Cristian Ranalli

Personal information
- Date of birth: 12 April 1979 (age 47)
- Place of birth: Rome, Italy
- Height: 1.75 m (5 ft 9 in)
- Position: Forward

Youth career
- 1997–1998: Roma

Senior career*
- Years: Team / Apps / (Gls)
- 1998–2000: Roma / 0 / (0)
- 1998–1999: → Torres (loan) / 30 / (8)
- 1999–2000: → Arezzo (loan) / 13 / (1)
- 2000: → Nocerina (loan) / 10 / (2)
- 2000–2001: Lodigiani / 0 / (0)
- 2001–2002: Lanciano / 42 / (14)
- 2002–2003: Cagliari / 7 / (0)
- 2003–2005: Reggiana / 23 / (4)
- 2004: → Cesena (loan) / 11 / (1)
- 2005: → Cisco Roma (loan) / 4 / (1)
- 2005: → Giulianova (loan) / 7 / (1)
- 2005–2006: Foggia / 20 / (2)
- 2006–2007: Cisco Roma / 25 / (3)
- 2007–2008: Giulianova / 16 / (1)
- 2008–2009: Isola Liri / 24 / (1)
- 2009–2010: Artena / ? / (?)
- 2010–2011: Flaminia / ? / (?)
- Total:  / 243 / (41)

= Cristian Ranalli =

Italian footballer (born 1979)

Cristian Ranalli (born 12 April 1979) is a former Italian footballer.

==Club career==
Born in the Lazio region of Rome, Ranalli started his career at Roma. He was loaned to Serie C2 sides Torres, Arezzo and Nocerina of Serie C1. In mid-2000, he joined Lodigiani on a co-ownership deal, for a nominal fee of 1 million Italian lire. He then joined Serie C2 side Lanciano in another co-ownership after being bought back from Lodigiani. He won the Champion in 2001 and scored 14 goals at Serie C1 next season.

===Cagliari & doping administration===
On 26 June 2002, he was bought back by Roma and 2 days later, on 28 June (2 days before the closure of 2001–02 fiscal year) exchanged with Gianluca Picciau of Serie B side Cagliari in another co-ownership deal. Both players was priced for €3.5 million (for 50% rights). Which later named as one of the victim of doping administration, as Roma also swapped backup players and even youth players with other teams with inflated price, and gained a "profit" of €55 billion. Doping administration was Italian media to describe the Italian clubs suspected to use cross-trading (exchange player with same price and contract length) and inflated the price in order to increase the profit of selling player. In although they did not received real money of selling player, the acquire cost was to amortized proportionality during the player contract (usually multi-year), overall it still appeared a profit in the first year fiscal report, in although most of the nominal value of the registration rights of new signings, were far higher than the fair value.
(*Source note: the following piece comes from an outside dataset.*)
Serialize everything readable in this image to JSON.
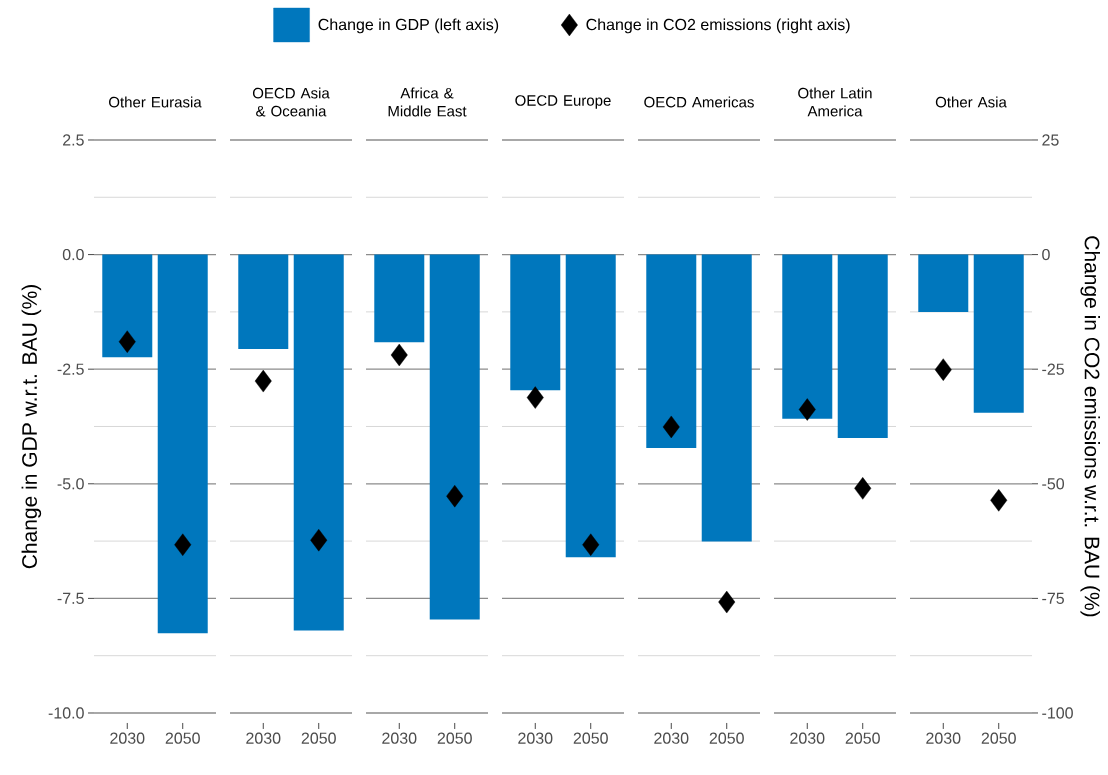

Thus like took drug to enhance the economic situation.

That led to an investigation by prosecutor of Rome for a suspected false accounting in 2004. But Roma was fined €60,000 on 30 October 2007 by Criminal Court of Rome for irregularity on youth players transfer only, as cross trading and inflating the price itself is not illegal, prosecutor failed to prove the purpose behind is illegal against the clubs.
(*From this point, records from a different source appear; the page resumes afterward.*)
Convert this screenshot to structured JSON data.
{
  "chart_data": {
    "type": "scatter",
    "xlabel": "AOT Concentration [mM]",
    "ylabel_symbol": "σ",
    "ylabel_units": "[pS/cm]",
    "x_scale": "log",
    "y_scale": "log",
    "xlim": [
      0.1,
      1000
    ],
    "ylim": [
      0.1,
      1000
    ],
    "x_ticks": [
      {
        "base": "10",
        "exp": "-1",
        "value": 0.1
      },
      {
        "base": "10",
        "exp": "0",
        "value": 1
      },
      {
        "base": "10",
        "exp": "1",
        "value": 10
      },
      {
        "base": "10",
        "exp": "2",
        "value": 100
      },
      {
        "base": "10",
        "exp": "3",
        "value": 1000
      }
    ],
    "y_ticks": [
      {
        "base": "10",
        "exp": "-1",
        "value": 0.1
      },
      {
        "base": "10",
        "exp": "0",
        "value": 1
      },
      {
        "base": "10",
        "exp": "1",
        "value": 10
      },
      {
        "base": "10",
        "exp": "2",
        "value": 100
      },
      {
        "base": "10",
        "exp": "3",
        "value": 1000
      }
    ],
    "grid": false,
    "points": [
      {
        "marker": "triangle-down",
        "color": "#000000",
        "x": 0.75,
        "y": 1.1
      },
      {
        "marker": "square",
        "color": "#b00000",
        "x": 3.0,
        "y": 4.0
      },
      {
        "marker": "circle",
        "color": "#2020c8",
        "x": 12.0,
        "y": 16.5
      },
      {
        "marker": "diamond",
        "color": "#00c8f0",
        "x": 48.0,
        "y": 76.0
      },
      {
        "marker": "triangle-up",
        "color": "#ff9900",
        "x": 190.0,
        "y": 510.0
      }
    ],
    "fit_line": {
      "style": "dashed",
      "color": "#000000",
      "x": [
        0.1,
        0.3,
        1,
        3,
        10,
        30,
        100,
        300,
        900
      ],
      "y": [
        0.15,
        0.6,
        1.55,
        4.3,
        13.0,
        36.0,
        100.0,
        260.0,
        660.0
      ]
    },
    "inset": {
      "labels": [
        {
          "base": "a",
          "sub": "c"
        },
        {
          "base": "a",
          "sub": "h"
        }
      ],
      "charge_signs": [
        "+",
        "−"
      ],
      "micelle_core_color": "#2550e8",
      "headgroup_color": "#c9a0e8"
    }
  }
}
Ranalli made his league debut for the Sardinian side on 28 September 2002, against Genoa, he replaced Mauro Esposito in the 76th minutes. he played the next match in December, also a substitute. He played 5 more appearances from December to January as sub.

===Reggiana===
In June 2003, Cagliari gave the remained 50% rights of Picciau to Roma, and Roma also bought back Ranalli for just €50,000. Ranalli then sold to Reggiana in co-ownership deal for same price. He played half season for Reggiana, then for league rival Cesena, which the team won the promotion playoffs. In 2004–05 season, he returned to Reggiana. In January 2005, he left for Serie C2 side Cisco Roma (at that time known as Cisco Lodigiani) but in February for Giulianova of Serie C1.

===Late career===
On 31 August 2005, he was signed by Serie C1 side Foggia. In the next season, he returned to Cisco Roma at Serie C2. In 2007–08 season, he played for Serie C2 side Giulianova. He was rumored to leave the club in January, and after he played the full match in the 0–0 draw with Poggibonsi on 27 January 2008, he never played again for Giulianova. In 2008–09 season, he returned to Lazio region, this time for Lega Pro Seconda Divisione side Isola Liri. In 2009–10 season, he played for Artena of Eccellenza Lazio.
One season later, he moved to Flaminia, where he would eventually retire.